Indian External Affairs Minister S. Jaishankar’s Jan. 14-15 visit to Iran was considered highly productive by officials of both nations. It deepened a relationship that already involved regular, high-level interactions between the leaders of both nations, and laid the basis “to expand substantive cooperation in a variety of areas,” as Jaishankar summed it up in his joint press conference with Iranian Foreign Minister Dr. Hossein Amir-Abdollahian.

Jaishankar noted that this was his first visit to Iran after its membership in the BRICS-Plus had been approved, a decision which “particularly pleased” India, he said, since India had been “a strong advocate” of Iran joining that group of nations.

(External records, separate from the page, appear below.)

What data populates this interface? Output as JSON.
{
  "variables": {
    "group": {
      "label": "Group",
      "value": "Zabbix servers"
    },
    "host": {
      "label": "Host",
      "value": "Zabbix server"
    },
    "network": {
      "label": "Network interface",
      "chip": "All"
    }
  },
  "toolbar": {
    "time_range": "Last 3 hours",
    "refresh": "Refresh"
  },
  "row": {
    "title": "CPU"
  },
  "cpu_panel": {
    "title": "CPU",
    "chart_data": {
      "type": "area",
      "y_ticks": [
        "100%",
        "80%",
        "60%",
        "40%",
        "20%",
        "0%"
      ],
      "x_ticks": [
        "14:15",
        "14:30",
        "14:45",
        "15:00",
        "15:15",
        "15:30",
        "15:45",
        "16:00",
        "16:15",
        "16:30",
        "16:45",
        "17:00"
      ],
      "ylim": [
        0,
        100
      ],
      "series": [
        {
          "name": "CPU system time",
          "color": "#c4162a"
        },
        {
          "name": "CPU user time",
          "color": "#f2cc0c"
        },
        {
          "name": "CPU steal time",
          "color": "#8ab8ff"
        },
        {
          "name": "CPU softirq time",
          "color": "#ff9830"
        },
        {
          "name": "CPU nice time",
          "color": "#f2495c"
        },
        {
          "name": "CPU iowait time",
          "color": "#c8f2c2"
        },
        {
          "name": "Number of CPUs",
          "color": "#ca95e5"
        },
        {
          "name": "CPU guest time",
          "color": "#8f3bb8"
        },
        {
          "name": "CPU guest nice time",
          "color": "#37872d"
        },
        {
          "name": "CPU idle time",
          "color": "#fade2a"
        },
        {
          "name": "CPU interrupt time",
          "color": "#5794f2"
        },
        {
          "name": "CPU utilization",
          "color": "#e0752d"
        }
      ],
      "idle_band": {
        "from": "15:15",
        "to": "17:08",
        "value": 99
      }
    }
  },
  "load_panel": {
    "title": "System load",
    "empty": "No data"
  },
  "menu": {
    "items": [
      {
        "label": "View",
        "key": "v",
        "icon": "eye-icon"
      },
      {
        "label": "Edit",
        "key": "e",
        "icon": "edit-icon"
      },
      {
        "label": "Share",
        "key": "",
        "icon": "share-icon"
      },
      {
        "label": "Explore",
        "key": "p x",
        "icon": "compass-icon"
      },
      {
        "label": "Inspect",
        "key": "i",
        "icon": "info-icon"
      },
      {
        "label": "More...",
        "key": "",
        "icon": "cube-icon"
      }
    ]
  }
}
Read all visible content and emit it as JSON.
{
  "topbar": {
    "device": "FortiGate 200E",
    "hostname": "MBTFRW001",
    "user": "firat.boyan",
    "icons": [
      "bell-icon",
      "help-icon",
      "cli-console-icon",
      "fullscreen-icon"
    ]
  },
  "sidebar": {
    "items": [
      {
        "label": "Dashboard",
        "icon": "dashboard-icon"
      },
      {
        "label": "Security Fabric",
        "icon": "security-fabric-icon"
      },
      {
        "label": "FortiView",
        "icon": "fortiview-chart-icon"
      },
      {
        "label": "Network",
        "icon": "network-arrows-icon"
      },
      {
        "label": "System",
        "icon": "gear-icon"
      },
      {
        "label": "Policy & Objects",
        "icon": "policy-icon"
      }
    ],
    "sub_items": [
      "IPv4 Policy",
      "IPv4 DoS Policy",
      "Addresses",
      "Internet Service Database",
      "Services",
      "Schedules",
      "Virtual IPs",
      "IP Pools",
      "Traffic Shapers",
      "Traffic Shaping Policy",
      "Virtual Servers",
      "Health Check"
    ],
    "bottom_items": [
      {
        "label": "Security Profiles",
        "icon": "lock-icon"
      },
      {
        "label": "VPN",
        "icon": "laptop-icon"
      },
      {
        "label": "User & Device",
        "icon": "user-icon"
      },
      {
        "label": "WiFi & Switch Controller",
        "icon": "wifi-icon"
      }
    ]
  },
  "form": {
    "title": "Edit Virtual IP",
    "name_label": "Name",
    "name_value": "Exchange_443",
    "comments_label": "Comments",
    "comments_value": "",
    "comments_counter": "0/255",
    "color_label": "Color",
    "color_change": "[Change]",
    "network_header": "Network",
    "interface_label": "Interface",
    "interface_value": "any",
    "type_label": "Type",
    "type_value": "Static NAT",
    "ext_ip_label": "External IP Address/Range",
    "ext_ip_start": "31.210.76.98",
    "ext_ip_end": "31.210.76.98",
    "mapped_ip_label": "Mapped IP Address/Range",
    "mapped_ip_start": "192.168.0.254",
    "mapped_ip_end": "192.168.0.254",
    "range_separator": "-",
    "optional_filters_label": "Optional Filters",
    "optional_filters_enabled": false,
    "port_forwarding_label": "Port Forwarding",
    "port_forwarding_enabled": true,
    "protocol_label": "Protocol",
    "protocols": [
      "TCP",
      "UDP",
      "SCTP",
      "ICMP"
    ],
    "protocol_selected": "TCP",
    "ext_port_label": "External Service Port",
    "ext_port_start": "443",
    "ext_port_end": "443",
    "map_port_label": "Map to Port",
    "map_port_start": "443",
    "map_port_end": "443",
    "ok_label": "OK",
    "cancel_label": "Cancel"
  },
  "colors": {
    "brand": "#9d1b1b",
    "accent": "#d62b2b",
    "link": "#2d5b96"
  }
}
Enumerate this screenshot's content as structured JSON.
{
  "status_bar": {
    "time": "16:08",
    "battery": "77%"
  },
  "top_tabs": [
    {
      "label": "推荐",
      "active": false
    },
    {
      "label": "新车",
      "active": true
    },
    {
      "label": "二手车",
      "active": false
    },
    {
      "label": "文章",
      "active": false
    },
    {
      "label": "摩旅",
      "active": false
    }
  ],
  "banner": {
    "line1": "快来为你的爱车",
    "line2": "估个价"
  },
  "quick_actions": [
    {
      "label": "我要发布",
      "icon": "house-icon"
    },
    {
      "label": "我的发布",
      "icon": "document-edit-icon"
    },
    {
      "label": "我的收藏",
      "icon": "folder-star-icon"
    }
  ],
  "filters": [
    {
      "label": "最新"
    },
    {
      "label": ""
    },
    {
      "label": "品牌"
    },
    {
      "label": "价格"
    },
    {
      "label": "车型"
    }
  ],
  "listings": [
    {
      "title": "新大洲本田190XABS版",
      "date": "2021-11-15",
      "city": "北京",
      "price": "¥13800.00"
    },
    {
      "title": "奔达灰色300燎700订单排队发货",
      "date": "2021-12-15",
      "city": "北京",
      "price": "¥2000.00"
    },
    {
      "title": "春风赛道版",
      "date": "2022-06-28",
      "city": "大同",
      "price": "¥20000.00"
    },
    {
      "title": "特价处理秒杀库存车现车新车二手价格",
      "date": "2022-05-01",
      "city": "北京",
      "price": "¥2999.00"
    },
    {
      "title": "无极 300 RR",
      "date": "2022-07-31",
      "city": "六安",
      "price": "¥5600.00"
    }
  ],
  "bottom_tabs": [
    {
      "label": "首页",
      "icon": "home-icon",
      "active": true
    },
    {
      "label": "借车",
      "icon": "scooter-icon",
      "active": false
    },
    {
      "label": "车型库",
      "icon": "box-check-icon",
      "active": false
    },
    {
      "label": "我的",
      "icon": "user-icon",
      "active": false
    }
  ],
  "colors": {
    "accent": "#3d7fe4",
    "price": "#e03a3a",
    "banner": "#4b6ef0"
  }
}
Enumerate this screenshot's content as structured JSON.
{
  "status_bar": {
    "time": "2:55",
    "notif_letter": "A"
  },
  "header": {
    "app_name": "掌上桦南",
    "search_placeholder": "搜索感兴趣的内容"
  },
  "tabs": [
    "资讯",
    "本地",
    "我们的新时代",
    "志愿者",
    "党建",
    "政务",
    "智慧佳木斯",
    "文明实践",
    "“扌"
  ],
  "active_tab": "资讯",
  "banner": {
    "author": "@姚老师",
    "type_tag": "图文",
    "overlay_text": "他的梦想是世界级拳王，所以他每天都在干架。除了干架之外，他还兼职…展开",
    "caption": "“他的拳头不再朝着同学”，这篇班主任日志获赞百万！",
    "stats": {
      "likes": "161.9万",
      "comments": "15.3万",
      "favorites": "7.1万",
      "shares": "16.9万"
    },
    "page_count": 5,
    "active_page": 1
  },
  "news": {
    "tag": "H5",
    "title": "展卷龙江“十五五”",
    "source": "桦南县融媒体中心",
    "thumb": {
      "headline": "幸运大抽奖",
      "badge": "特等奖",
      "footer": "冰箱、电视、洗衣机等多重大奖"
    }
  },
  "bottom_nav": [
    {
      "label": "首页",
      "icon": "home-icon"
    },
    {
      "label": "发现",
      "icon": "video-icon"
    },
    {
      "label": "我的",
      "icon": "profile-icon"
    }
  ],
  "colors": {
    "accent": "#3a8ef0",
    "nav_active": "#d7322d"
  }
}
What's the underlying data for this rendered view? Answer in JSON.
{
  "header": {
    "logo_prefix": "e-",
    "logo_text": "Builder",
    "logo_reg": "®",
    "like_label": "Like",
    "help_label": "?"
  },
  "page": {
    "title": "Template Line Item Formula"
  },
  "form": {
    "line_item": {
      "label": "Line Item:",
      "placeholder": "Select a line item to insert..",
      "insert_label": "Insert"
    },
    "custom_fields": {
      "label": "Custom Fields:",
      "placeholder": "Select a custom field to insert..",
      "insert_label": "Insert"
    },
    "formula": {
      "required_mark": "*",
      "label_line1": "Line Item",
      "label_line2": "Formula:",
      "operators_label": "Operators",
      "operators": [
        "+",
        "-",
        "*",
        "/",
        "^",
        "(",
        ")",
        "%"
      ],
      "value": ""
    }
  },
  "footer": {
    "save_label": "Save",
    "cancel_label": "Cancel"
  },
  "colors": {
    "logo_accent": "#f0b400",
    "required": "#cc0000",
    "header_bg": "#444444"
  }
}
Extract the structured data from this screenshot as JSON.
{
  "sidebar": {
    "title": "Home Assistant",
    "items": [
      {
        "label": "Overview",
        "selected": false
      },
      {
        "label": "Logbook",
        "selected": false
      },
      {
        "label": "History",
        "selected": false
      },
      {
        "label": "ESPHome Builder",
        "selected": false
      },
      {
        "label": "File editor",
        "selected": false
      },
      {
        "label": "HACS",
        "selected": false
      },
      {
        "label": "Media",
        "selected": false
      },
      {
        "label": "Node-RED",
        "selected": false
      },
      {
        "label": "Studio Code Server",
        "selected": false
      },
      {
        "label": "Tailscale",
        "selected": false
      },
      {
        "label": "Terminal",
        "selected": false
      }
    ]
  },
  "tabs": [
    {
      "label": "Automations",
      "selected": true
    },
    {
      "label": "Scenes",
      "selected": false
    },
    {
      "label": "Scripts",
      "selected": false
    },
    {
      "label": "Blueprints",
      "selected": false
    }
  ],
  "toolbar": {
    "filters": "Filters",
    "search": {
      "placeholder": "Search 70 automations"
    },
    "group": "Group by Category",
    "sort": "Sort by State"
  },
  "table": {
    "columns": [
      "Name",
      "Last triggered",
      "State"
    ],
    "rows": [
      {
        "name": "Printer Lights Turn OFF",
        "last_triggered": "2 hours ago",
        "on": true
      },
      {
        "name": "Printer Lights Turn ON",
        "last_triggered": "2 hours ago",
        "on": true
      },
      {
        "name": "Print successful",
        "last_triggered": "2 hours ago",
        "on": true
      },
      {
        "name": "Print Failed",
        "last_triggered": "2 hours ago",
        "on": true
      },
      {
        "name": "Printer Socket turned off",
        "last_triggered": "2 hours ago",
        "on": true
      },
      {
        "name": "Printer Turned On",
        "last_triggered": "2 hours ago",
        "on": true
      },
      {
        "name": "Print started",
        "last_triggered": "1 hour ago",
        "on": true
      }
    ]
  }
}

Rabid Anglo-American geopoliticians who for decades have sought to turn Iran into a pariah state, sanction its people to death, and now openly call for the U.S. and U.K. to attack it militarily, now might need to consider that India, as well as Russia and China, reject that approach.

“Iran and India are united by our deep cultural, literary and linguistic ties,” Jaishankar stated. The two foreign ministers discussed increasing people-to-people exchanges between their countries, he told the press conference, and announced that “the Government of India has decided to include Farsi as one of the nine classical languages of India in our New Education Policy.”